In case last week was more naps than notes, the IPKat kept track. Here’s what you might have missed.

Copyright

Söğüt Atilla-Aydın explored the Supreme Court’s take in Cox v Sony, stepping into the long-running tension between copyright enforcement and ISP responsibility, and analyzing where the line is drawn between awareness of infringement and actual liability.

Eleonora Rosati unpacked the CJEU’s long-awaited Pelham II judgment, taking a closer look at the notion of “pastiche” under EU copyright law and how the Court approached its boundaries in the context of creative reuse and artistic dialogue.

Georgia Jenkins analyzed a dispute born from a photoshoot gone wrong, exploring how publicity rights, artistic expression, and trademark arguments collided, while the court navigated the fine line between creative work and commercial use.

Patents

Claire Gregg leaned into Australia’s ongoing “best method” flip-flop, unfolding the latest turn in the courts’ approach to divisional applications and how this back-and-forth continues to keep applicants (and their advisers) on their toes.
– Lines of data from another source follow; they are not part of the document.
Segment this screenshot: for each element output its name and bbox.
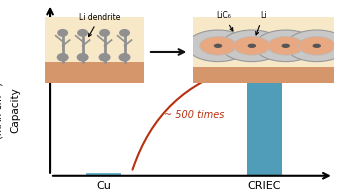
- Text: Li: Li: [256, 11, 266, 35]
- Text: ~ 500 times: ~ 500 times: [164, 110, 225, 120]
- Circle shape: [286, 30, 344, 62]
- Bar: [86, 173, 121, 176]
- Circle shape: [267, 36, 304, 55]
- Circle shape: [99, 29, 110, 37]
- Text: Li dendrite: Li dendrite: [79, 13, 120, 36]
- Circle shape: [57, 53, 69, 62]
- Circle shape: [248, 44, 256, 48]
- Circle shape: [119, 53, 130, 62]
- Bar: [247, 35, 281, 176]
- Circle shape: [299, 36, 335, 55]
- Text: (mAh cm⁻²): (mAh cm⁻²): [0, 82, 3, 139]
- Circle shape: [221, 30, 283, 62]
- Circle shape: [214, 44, 222, 48]
- Circle shape: [312, 44, 321, 48]
- FancyBboxPatch shape: [45, 62, 144, 83]
- Circle shape: [77, 53, 89, 62]
- Circle shape: [77, 29, 88, 37]
- Circle shape: [119, 29, 130, 37]
- FancyBboxPatch shape: [45, 17, 144, 62]
- Circle shape: [57, 29, 68, 37]
- FancyBboxPatch shape: [193, 67, 334, 83]
- FancyBboxPatch shape: [193, 17, 334, 67]
- Circle shape: [200, 36, 236, 55]
- Circle shape: [234, 36, 270, 55]
- Circle shape: [187, 30, 249, 62]
- Text: Capacity: Capacity: [11, 88, 21, 133]
- Circle shape: [255, 30, 317, 62]
- Text: LiC₆: LiC₆: [216, 11, 233, 31]
- Circle shape: [99, 53, 110, 62]
- Circle shape: [281, 44, 290, 48]
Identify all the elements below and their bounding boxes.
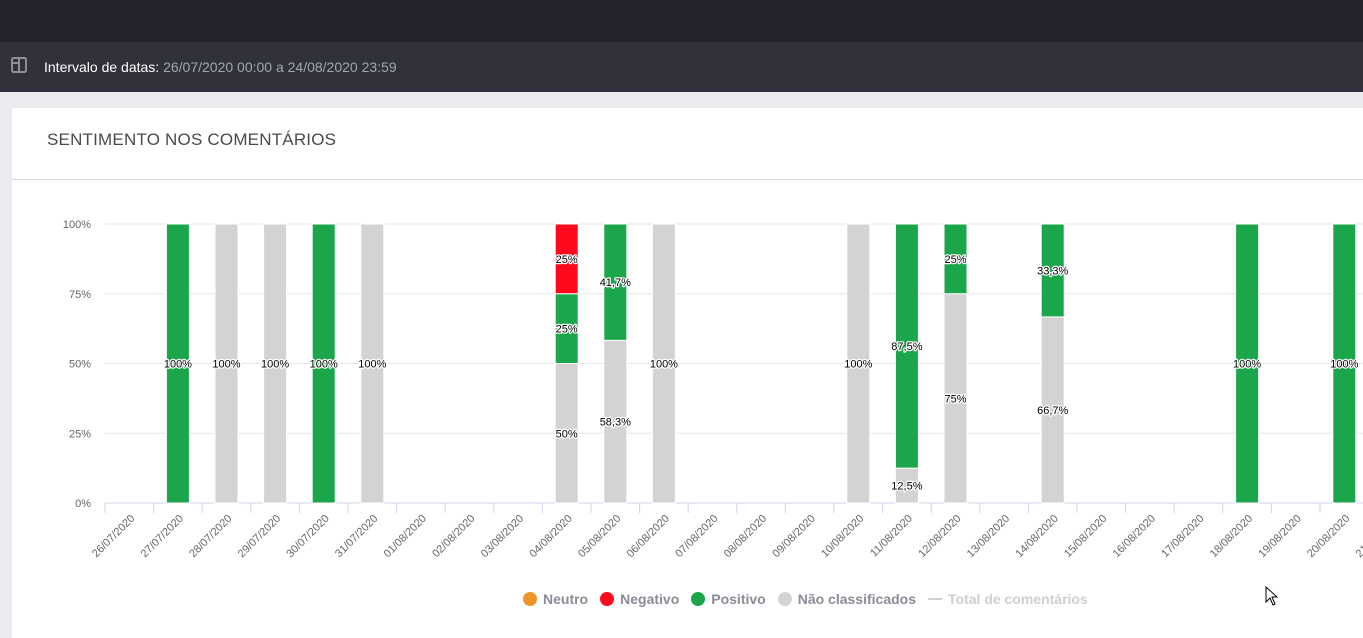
x-tick-label: 21/08/2020 [1354, 513, 1363, 560]
bar-segment [603, 223, 628, 341]
x-tick-label: 02/08/2020 [430, 513, 477, 560]
y-tick-label: 25% [69, 428, 91, 440]
x-tick-label: 07/08/2020 [673, 513, 720, 560]
date-range-label: Intervalo de datas [44, 59, 156, 75]
date-range-value: 26/07/2020 00:00 a 24/08/2020 23:59 [163, 59, 397, 75]
data-label: 25% [944, 254, 966, 266]
nao-classificados-dot-icon [777, 592, 792, 606]
x-tick-label: 26/07/2020 [90, 513, 137, 560]
bar-segment [1332, 223, 1357, 504]
x-tick-label: 01/08/2020 [382, 513, 429, 560]
data-label: 100% [650, 359, 678, 371]
bar-segment [943, 223, 968, 295]
card-title: SENTIMENTO NOS COMENTÁRIOS [47, 130, 337, 149]
data-label: 100% [212, 359, 240, 371]
bar-segment [894, 223, 919, 469]
mouse-cursor-icon [1265, 585, 1279, 606]
legend-item-neutro[interactable]: Neutro [523, 591, 588, 607]
positivo-dot-icon [691, 592, 706, 606]
bar-segment [360, 223, 385, 504]
x-tick-label: 15/08/2020 [1062, 513, 1109, 560]
x-tick-label: 06/08/2020 [625, 513, 672, 560]
data-label: 25% [556, 324, 578, 336]
x-tick-label: 14/08/2020 [1013, 513, 1060, 560]
bar-segment [651, 223, 676, 504]
x-tick-label: 29/07/2020 [236, 513, 283, 560]
legend-label: Neutro [543, 591, 589, 607]
bar-segment [846, 223, 871, 504]
legend-item-total[interactable]: Total de comentários [928, 591, 1088, 607]
x-tick-label: 27/07/2020 [139, 513, 186, 560]
data-label: 100% [844, 359, 872, 371]
legend-label: Total de comentários [948, 591, 1088, 607]
data-label: 100% [310, 359, 338, 371]
top-bar [0, 0, 1363, 42]
x-tick-label: 13/08/2020 [965, 513, 1012, 560]
sentiment-chart: 0% 25% 50% 75% 100% 26/07/2020 27/07/2020 28/07… [63, 219, 1363, 606]
bar-segment [214, 223, 239, 504]
neutro-dot-icon [523, 592, 537, 606]
x-tick-label: 08/08/2020 [722, 513, 769, 560]
x-tick-label: 19/08/2020 [1256, 513, 1303, 560]
data-label: 33,3% [1037, 265, 1068, 277]
x-tick-label: 18/08/2020 [1208, 513, 1255, 560]
x-tick-label: 04/08/2020 [527, 513, 574, 560]
x-tick-label: 16/08/2020 [1111, 513, 1158, 560]
x-tick-label: 12/08/2020 [916, 513, 963, 560]
x-tick-label: 20/08/2020 [1305, 513, 1352, 560]
data-label: 75% [944, 393, 966, 405]
y-tick-label: 100% [63, 219, 91, 231]
y-tick-label: 75% [69, 289, 91, 301]
data-label: 100% [1233, 359, 1261, 371]
legend-label: Positivo [711, 591, 766, 607]
x-tick-label: 10/08/2020 [819, 513, 866, 560]
x-tick-label: 17/08/2020 [1159, 513, 1206, 560]
layout-panel-icon[interactable] [11, 57, 27, 73]
date-range[interactable]: Intervalo de datas: 26/07/2020 00:00 a 2… [44, 59, 397, 75]
total-line-icon [928, 598, 942, 600]
filter-bar: Intervalo de datas: 26/07/2020 00:00 a 2… [0, 42, 1363, 92]
x-tick-label: 31/07/2020 [333, 513, 380, 560]
data-label: 87,5% [891, 341, 922, 353]
x-tick-label: 28/07/2020 [187, 513, 234, 560]
legend-item-positivo[interactable]: Positivo [691, 591, 766, 607]
x-tick-label: 11/08/2020 [868, 513, 915, 560]
legend-label: Não classificados [797, 591, 916, 607]
bar-segment [263, 223, 288, 504]
data-label: 12,5% [891, 481, 922, 493]
bar-segment [1040, 223, 1065, 318]
data-label: 100% [164, 359, 192, 371]
data-label: 50% [556, 428, 578, 440]
data-label: 58,3% [600, 417, 631, 429]
legend-label: Negativo [620, 591, 680, 607]
legend: Neutro Negativo Positivo Não classificad… [523, 591, 1100, 607]
data-label: 25% [556, 254, 578, 266]
x-tick-label: 03/08/2020 [479, 513, 526, 560]
x-tick-label: 05/08/2020 [576, 513, 623, 560]
bar-segment [1235, 223, 1260, 504]
y-tick-label: 0% [75, 498, 91, 510]
bar-segment [554, 223, 579, 295]
negativo-dot-icon [600, 592, 615, 606]
legend-item-nao-classificados[interactable]: Não classificados [777, 591, 916, 607]
legend-item-negativo[interactable]: Negativo [600, 591, 679, 607]
divider [12, 179, 1363, 180]
y-tick-label: 50% [69, 359, 91, 371]
data-label: 100% [261, 359, 289, 371]
data-label: 100% [358, 359, 386, 371]
data-label: 66,7% [1037, 405, 1068, 417]
x-tick-label: 09/08/2020 [770, 513, 817, 560]
data-label: 100% [1330, 359, 1358, 371]
x-tick-label: 30/07/2020 [284, 513, 331, 560]
data-label: 41,7% [600, 277, 631, 289]
bar-segment [311, 223, 336, 504]
bar-segment [165, 223, 190, 504]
Rose Hughes might have posted a few days early for 4/20, as she explored a decision on cannabinoid-producing yeast and how far sequence identity percentages can stretch -when paired with the right functional definitions- before running into added matter or sufficiency issues.

Rose Hughes also took a data-driven turn on AI in the patent profession, challenging common scepticism by looking at how far LLMs have actually come, especially when it comes to handling complex, long-form reasoning tasks.

Trademarks

Katfriend Maria Cristina Michelini explored how Italy has stepped into the influencer space, detailing a growing web of rules that increasingly treats influencers less like casual content creators and more like regulated media actors.

Fordham IP Conference

Sophie Fulara reported back from Fordham (Report 4), continuing the series with a session on life sciences and healthcare innovation, touching on clinical trials, plausibility, SPCs, and shifting patent strategies across jurisdictions.

Ilze Ambrasa covered a session on trade secrets (Report 5), exploring their interplay with patents, the impact of AI, and the growing importance of confidentiality and employee practices.